Although COVID-19 didn’t dent the music subscription market in Q2, ad-supported streaming “clearly was affected,” Levin said, declining to give a specific number. Unfortunately, Warner and other labels will continue to feel the decline in advertising into the third quarter, since royalties are paid on a delay. Labels received royalties from streams in April, the hardest-hit month for brand spending, in May.

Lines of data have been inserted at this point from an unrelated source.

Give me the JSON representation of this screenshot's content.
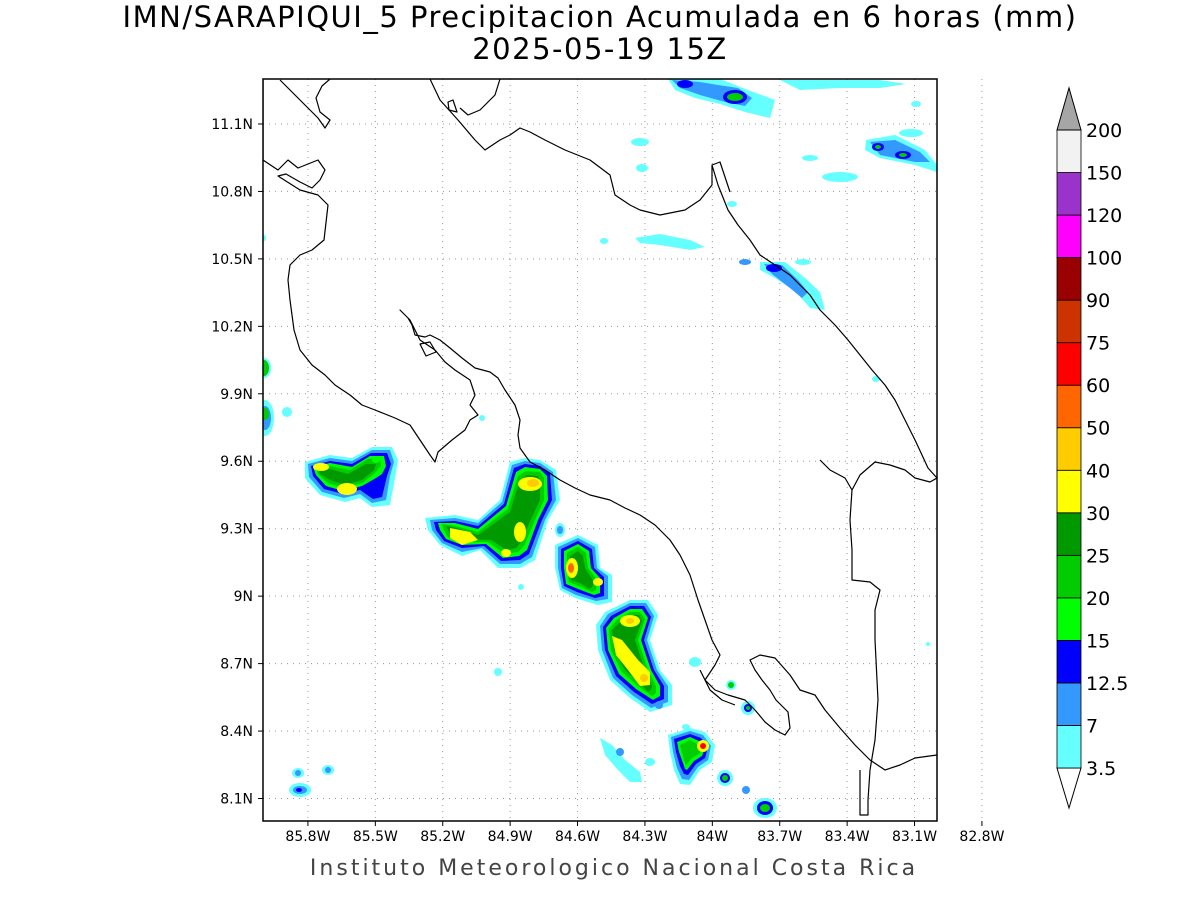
{
  "title": "IMN/SARAPIQUI_5 Precipitacion Acumulada en 6 horas (mm)",
  "subtitle": "2025-05-19 15Z",
  "footer": "Instituto Meteorologico Nacional Costa Rica",
  "map": {
    "lat_labels": [
      {
        "label": "11.1N",
        "value": 11.1
      },
      {
        "label": "10.8N",
        "value": 10.8
      },
      {
        "label": "10.5N",
        "value": 10.5
      },
      {
        "label": "10.2N",
        "value": 10.2
      },
      {
        "label": "9.9N",
        "value": 9.9
      },
      {
        "label": "9.6N",
        "value": 9.6
      },
      {
        "label": "9.3N",
        "value": 9.3
      },
      {
        "label": "9N",
        "value": 9.0
      },
      {
        "label": "8.7N",
        "value": 8.7
      },
      {
        "label": "8.4N",
        "value": 8.4
      },
      {
        "label": "8.1N",
        "value": 8.1
      }
    ],
    "lon_labels": [
      {
        "label": "85.8W",
        "value": -85.8
      },
      {
        "label": "85.5W",
        "value": -85.5
      },
      {
        "label": "85.2W",
        "value": -85.2
      },
      {
        "label": "84.9W",
        "value": -84.9
      },
      {
        "label": "84.6W",
        "value": -84.6
      },
      {
        "label": "84.3W",
        "value": -84.3
      },
      {
        "label": "84W",
        "value": -84.0
      },
      {
        "label": "83.7W",
        "value": -83.7
      },
      {
        "label": "83.4W",
        "value": -83.4
      },
      {
        "label": "83.1W",
        "value": -83.1
      },
      {
        "label": "82.8W",
        "value": -82.8
      }
    ],
    "lat_range": [
      8.0,
      11.3
    ],
    "lon_range": [
      -86.0,
      -83.0
    ]
  },
  "legend": {
    "unit": "mm",
    "levels": [
      "3.5",
      "7",
      "12.5",
      "15",
      "20",
      "25",
      "30",
      "40",
      "50",
      "60",
      "75",
      "90",
      "100",
      "120",
      "150",
      "200"
    ],
    "colors": [
      "#ffffff",
      "#66ffff",
      "#3399ff",
      "#0000ff",
      "#00ff00",
      "#00cc00",
      "#009900",
      "#ffff00",
      "#ffcc00",
      "#ff6600",
      "#ff0000",
      "#cc3300",
      "#990000",
      "#ff00ff",
      "#9933cc",
      "#f2f2f2",
      "#a6a6a6"
    ]
  }
}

Advertising partially recovered in May and June, so labels’ royalties from ad-supported services will hit labels’ books in July and August.

From the first to second quarters, Spotify’s subscription revenue rose 2% and advertising revenue dropped 11.5%, Pandora’s advertising revenue fell 17%, and YouTube’s revenue dropped about 6%. Given the rising number of YouTube subscriptions and a “continued decline in brand advertising,” Google CFO Ruth Porat said during the company’s July 31 earnings call, music-related revenue probably declined more than 6%. YouTube has an ad-free video and music services as well as YouTube TV, a streaming TV service that costs $65 a month and has 2 million subscribers in the U.S. 


The second quarter of 2020 brings to mind a scene from the movie The Big Short. “Do you smell that?” asks investment banker Jared Bennet (played by Ryan Gosling) when pitching an exotic financial instrument based on housing mortgages to a New York hedge fund. “Opportunity,” says his assistant. “No,” Bennet shoots back. “Money.” Yes, the music business has upside — a rebound from a poor second quarter and return to strong revenue growth, greater consumer interest in online concerts and new products from podcasts to social apps like TikTok and Instagram Reels, Facebook’s new TikTok competitor. First comes the potential. The money will come later.

Warner Music Group Q2 2020 Earnings Analysis: Future Looks Bright

Here are six other questions answered in the WMG earnings report and call:

Warner’s Q2 net loss was $519 million. Why such a huge number?

Because of its IPO in June, Warner had to recognize a non-cash stock-based compensation expense of $426 million. Warner didn’t pay this amount to employees. Warner also recognized $86 million of one-time costs related to the IPO. Accounting principles require companies to recognize these costs as operating expenses; companies like to back out these expenses with metrics such as adjusted operating income before depreciation and amortization (OIBDA, Warner’s preferred earnings metric) or adjusted earnings before interest, taxes, depreciation and amortization (EBITDA).

What livestreams has Warner produced?

Warner mentioned two livestreams: David Guetta’s United at Home benefit, which had 12 million viewers, and a ticketed concert by rock band Trivium that “also led to a spike in merch sales,” Cooper said. (The band is now buying an airplane hanger, from which it plans to host more livestreams.) He added Warner also had livestreams in Finland, France and Spain. 

What does Warner expect from new licensing deals?

Cooper said “alternative distribution paths” such as Snap, Facebook, TikTok and Peloton that use music but don’t focus on streaming entire songs the way Spotify does “over time will become significant revenue contributors to Warner Music.”

Is Warner affected by Spotify’s podcasting growth?

No, not directly. What Spotify does with podcasting does not affect the royalties it is required to pay under licensing agreements with labels. Indirectly, music will benefit if podcasting attracts and retains listeners; when Spotify adds subscribers and free listeners, labels’ share of revenue grows.

Will Warner work with podcasters who aren’t artists on one of its labels?

Some Warner artists already have podcasts. “That being said,” said Cooper, “the economics of podcasting remain pretty opaque and while we are prowling around that space, we haven’t really found anything yet … that has really caught our eye.”

Is Warner in the market for master or publishing rights?

Yes and no. Warner considers current valuations to be “somewhere between crazy and really, really crazy” and is constrained by “a real cost of capital” that requires financial discipline, said Cooper with both humor and seriousness. “We are not allowing COVID to screw up our brains and make us lose…financial discipline.”